Un missionario lascia la tonaca per amore in Africa. Il romanzo che assomiglia alla vita

di Marco Trovato
Tempo di lettura stimato: 2 minuti

La storia di uomo è sempre affascinate. Qualunque esso sia. Dal più santo al più farabutto. La storia di Faustino è quella di un uomo semplice, normale, che vede, già in giovane età – ancora bambino -, la sua via, il suo dedicarsi a Dio. Non ne comprende ancora la portata, cosa potrà capitargli nel seguire quella vocazione che lo ha folgorato sulla via che porta alla Madonna del Ghisallo durante una gita con l’oratorio della parrocchia dove vive, a Como. In quei luoghi ha maturato il suo desiderio, come lui stesso dice, di essere un soldato di dio. Ma non tralascia la passione per l’Inter, che condivide con il padre. Così come lascia che Felice, il sagrestano, gli trasmetta la passione per la botanica. Felice gli regala un libro su fiori e piante che Faustino porterà sempre con sé. Sì, ha deciso, diventerà prete, un comboniano, ma non svolgerà il suo ministero nella vita di tutti i giorni in una Como normale. I suoi occhi guardano lontano, guardano l’Africa. Un’Africa che gli sarà amica, ma che cambierà ogni cosa, sgretolerà le sue certezze, quelle convinzioni maturate nella preghiera. Nulla può, Faustino, di fronte a Nives.

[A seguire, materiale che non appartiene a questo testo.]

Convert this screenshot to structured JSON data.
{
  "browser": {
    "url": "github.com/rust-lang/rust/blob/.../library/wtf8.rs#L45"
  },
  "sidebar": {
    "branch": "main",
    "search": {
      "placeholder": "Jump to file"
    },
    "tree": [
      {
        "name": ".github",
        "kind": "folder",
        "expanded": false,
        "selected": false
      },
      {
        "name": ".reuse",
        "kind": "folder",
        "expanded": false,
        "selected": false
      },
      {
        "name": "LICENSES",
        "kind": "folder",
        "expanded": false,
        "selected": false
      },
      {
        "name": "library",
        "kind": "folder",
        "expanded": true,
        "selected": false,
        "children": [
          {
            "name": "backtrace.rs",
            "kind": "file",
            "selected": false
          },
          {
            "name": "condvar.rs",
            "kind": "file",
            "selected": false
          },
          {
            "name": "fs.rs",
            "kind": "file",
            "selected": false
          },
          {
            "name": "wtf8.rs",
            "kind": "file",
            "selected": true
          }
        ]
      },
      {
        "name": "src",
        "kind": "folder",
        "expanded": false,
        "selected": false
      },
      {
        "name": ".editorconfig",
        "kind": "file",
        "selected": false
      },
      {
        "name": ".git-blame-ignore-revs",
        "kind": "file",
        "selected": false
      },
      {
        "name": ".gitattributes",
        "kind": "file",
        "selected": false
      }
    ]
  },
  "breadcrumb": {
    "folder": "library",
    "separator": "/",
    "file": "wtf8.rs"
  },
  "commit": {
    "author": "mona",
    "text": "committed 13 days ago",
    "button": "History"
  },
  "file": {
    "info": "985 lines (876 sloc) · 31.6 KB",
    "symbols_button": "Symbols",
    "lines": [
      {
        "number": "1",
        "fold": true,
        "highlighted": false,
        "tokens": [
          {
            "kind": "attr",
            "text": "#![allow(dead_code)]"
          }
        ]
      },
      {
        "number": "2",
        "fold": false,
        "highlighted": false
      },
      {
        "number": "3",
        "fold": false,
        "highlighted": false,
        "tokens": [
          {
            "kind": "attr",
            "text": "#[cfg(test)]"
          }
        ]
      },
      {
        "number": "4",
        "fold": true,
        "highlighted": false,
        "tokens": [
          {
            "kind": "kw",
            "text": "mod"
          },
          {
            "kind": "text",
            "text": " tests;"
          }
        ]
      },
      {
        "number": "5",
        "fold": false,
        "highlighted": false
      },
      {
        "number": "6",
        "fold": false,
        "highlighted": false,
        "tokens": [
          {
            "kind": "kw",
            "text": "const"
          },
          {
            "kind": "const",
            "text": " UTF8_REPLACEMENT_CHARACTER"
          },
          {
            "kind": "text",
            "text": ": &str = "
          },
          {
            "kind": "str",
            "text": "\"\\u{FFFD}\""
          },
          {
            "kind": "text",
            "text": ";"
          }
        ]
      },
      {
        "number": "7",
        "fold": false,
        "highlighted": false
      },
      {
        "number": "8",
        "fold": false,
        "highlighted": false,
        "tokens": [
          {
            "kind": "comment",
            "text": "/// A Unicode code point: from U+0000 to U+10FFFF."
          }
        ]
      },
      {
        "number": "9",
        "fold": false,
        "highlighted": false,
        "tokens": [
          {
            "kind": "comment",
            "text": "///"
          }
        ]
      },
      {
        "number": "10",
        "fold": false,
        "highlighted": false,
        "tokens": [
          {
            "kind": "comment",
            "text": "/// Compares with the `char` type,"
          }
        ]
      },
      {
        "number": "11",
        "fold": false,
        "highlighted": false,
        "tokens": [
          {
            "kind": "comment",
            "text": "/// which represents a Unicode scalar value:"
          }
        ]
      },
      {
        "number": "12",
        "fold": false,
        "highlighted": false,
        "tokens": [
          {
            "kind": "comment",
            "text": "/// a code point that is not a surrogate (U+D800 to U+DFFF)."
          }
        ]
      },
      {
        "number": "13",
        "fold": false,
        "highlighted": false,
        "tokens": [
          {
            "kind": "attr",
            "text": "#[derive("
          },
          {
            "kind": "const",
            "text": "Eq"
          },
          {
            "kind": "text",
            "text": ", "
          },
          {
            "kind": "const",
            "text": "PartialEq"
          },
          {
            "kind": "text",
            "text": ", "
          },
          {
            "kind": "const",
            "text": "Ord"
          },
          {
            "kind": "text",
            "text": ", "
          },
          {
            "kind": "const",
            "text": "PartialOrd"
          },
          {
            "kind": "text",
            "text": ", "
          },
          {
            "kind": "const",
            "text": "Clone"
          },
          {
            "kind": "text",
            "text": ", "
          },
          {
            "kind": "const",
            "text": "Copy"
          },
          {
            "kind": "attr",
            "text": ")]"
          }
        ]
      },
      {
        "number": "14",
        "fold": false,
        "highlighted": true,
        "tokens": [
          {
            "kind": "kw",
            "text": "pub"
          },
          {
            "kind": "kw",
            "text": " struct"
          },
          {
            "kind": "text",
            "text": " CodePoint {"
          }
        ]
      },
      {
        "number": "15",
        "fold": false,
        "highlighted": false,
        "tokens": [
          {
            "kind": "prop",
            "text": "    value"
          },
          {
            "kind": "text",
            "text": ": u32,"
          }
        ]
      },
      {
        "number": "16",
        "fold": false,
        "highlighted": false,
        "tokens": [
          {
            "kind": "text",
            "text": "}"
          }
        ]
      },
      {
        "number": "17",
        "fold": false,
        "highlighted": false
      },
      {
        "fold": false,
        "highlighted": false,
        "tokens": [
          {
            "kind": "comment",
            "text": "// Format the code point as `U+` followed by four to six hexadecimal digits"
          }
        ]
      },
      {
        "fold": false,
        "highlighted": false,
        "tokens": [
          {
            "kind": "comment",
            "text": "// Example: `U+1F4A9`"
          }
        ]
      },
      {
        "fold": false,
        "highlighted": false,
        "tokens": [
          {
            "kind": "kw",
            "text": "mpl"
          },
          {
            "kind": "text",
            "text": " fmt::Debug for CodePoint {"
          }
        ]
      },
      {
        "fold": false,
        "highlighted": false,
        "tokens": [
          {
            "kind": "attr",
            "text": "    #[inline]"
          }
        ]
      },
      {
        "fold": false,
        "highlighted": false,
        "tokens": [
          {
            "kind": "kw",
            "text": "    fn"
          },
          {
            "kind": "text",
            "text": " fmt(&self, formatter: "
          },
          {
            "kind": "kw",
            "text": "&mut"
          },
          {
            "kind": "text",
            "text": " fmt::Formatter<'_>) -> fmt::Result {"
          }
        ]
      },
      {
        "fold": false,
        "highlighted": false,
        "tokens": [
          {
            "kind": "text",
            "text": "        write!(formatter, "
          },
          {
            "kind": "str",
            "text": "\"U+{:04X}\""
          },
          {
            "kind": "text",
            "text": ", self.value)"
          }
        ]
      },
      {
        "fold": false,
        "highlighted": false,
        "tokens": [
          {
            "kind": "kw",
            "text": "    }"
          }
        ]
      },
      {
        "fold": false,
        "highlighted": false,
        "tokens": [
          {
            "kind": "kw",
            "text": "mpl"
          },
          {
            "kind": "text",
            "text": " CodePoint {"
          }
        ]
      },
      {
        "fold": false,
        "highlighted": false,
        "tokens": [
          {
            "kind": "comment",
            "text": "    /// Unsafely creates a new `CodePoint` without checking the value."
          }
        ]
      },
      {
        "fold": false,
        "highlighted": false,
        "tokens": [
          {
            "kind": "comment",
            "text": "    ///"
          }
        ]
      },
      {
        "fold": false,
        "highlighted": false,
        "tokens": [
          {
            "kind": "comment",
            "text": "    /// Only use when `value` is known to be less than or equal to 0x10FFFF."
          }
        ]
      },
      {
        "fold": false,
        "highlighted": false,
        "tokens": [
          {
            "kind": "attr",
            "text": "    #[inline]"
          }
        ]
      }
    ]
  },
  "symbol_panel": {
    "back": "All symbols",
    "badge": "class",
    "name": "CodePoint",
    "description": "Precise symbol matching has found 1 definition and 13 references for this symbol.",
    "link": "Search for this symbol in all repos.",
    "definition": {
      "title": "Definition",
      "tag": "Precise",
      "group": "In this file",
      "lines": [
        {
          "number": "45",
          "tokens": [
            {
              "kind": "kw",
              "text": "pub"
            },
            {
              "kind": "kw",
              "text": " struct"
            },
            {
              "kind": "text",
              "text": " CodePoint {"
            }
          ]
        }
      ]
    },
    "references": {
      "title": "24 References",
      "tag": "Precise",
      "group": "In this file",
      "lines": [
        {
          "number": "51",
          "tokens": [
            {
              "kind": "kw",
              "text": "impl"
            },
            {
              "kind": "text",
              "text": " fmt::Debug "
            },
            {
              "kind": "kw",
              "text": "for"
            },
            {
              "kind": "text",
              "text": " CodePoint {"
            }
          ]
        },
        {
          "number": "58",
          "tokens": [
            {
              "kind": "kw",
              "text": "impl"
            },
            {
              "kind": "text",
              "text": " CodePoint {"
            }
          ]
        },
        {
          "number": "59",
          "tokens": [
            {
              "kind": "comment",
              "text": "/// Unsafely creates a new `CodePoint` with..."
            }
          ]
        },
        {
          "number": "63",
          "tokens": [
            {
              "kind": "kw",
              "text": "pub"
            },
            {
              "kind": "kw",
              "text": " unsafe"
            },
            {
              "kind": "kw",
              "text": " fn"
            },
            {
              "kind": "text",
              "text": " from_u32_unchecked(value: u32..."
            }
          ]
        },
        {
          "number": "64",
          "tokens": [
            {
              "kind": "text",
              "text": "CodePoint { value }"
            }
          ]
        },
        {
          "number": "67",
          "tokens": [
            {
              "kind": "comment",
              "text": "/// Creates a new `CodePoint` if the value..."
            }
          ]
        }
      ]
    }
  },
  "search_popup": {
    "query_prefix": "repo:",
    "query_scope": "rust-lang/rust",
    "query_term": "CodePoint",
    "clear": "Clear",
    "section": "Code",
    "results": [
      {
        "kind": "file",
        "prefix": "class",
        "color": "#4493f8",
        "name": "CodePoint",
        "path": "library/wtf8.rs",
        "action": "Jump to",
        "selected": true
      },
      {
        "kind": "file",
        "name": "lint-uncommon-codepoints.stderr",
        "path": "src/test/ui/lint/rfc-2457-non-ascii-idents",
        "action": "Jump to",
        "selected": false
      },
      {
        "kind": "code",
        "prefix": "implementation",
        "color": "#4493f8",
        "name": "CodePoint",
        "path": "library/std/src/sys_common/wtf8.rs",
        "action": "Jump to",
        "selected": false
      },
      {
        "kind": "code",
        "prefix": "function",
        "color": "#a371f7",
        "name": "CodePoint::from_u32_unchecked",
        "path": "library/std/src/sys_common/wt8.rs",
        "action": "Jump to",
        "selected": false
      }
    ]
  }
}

Faustino è il protagonista del romanzo “odiodio” di Andrea Salonia (La nave di Teseo, pagine 432, euro 20). Un titolo un po’ criptico, che non si capisce di primo acchito, se ne comprende tutta la portata solo a pagina 377. La sua portata dirompente: amore e odio che si intrecciano e non si lasciano mai, che definiscono la vita di Faustino. Ricca di certezze e di dubbi, sono forse più i dubbi. Dal momento della “folgorazione” la vita di Faustino è un continuo dialogo con Dio, ma anche una continua messa in discussione. Certezze che dissipano i dubbi. Dubbi che scavalcano certezze.

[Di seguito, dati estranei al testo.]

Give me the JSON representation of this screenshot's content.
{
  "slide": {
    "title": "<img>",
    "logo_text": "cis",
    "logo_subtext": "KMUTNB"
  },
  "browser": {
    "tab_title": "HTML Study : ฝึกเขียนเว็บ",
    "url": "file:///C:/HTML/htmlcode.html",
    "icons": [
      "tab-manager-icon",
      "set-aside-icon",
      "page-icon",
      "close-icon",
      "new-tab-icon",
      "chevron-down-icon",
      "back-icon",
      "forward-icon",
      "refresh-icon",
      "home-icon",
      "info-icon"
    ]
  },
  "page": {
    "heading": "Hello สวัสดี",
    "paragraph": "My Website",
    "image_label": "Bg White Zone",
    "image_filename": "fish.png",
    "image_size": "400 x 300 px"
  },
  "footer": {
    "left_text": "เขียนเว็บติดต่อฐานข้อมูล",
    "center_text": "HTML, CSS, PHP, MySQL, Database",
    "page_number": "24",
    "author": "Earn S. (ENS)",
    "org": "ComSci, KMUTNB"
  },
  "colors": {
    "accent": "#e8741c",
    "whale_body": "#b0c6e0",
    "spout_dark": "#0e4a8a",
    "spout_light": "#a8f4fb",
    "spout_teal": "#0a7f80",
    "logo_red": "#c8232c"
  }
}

Ma è l’Africa, la partenza per il Togo, che cambierà la direzione della vita di Faustino.  E così racconta: “Africa: è diversa da come la pensavi; è primigenia, è carnale, è sangue, è fuoco. […] Lasciati travolgere. Lasciati attraversare da quell’aria e da quella sabbia foriera di meraviglie. Lasciati prosciugare del tuo vecchio sangue e lasciatene infondere di nuovo”.  E il sangue cambia. Qui in Africa scoprirà l’amore, grazie a Nives. Da lei non si staccherà più. Nives diventa coraggio e forza. Il fiore che, forse, ha sempre aspettato di cogliere e che finalmente può gustare. In Africa torna a essere semplicemente Faustino Martinelli, padre Faustino rimane alle spalle.

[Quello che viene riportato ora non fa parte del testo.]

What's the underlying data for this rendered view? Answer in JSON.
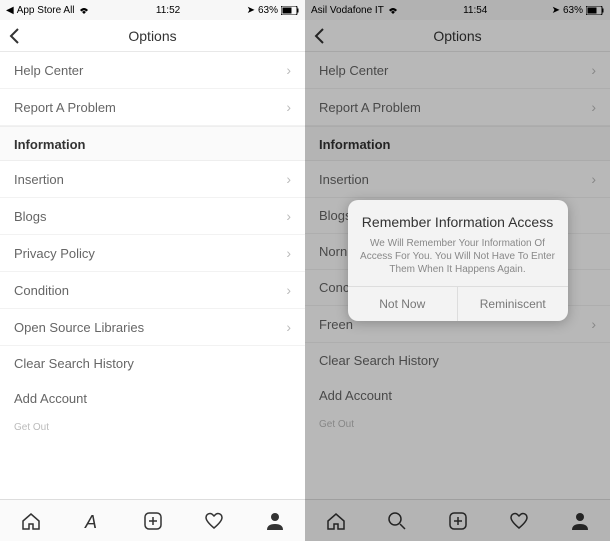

La vita di quest’uomo non ha nulla di epico, nessun atto di eroismo, se non quello di abbandonarsi all’amore e di gioirne ogni giorno, ma non è nemmeno un romanzo. La vicenda di Faustino, missionario che lascia la tonaca per una donna, è vera, si intuisce. Ed è ciò che rende ancora più appassionate questa storia.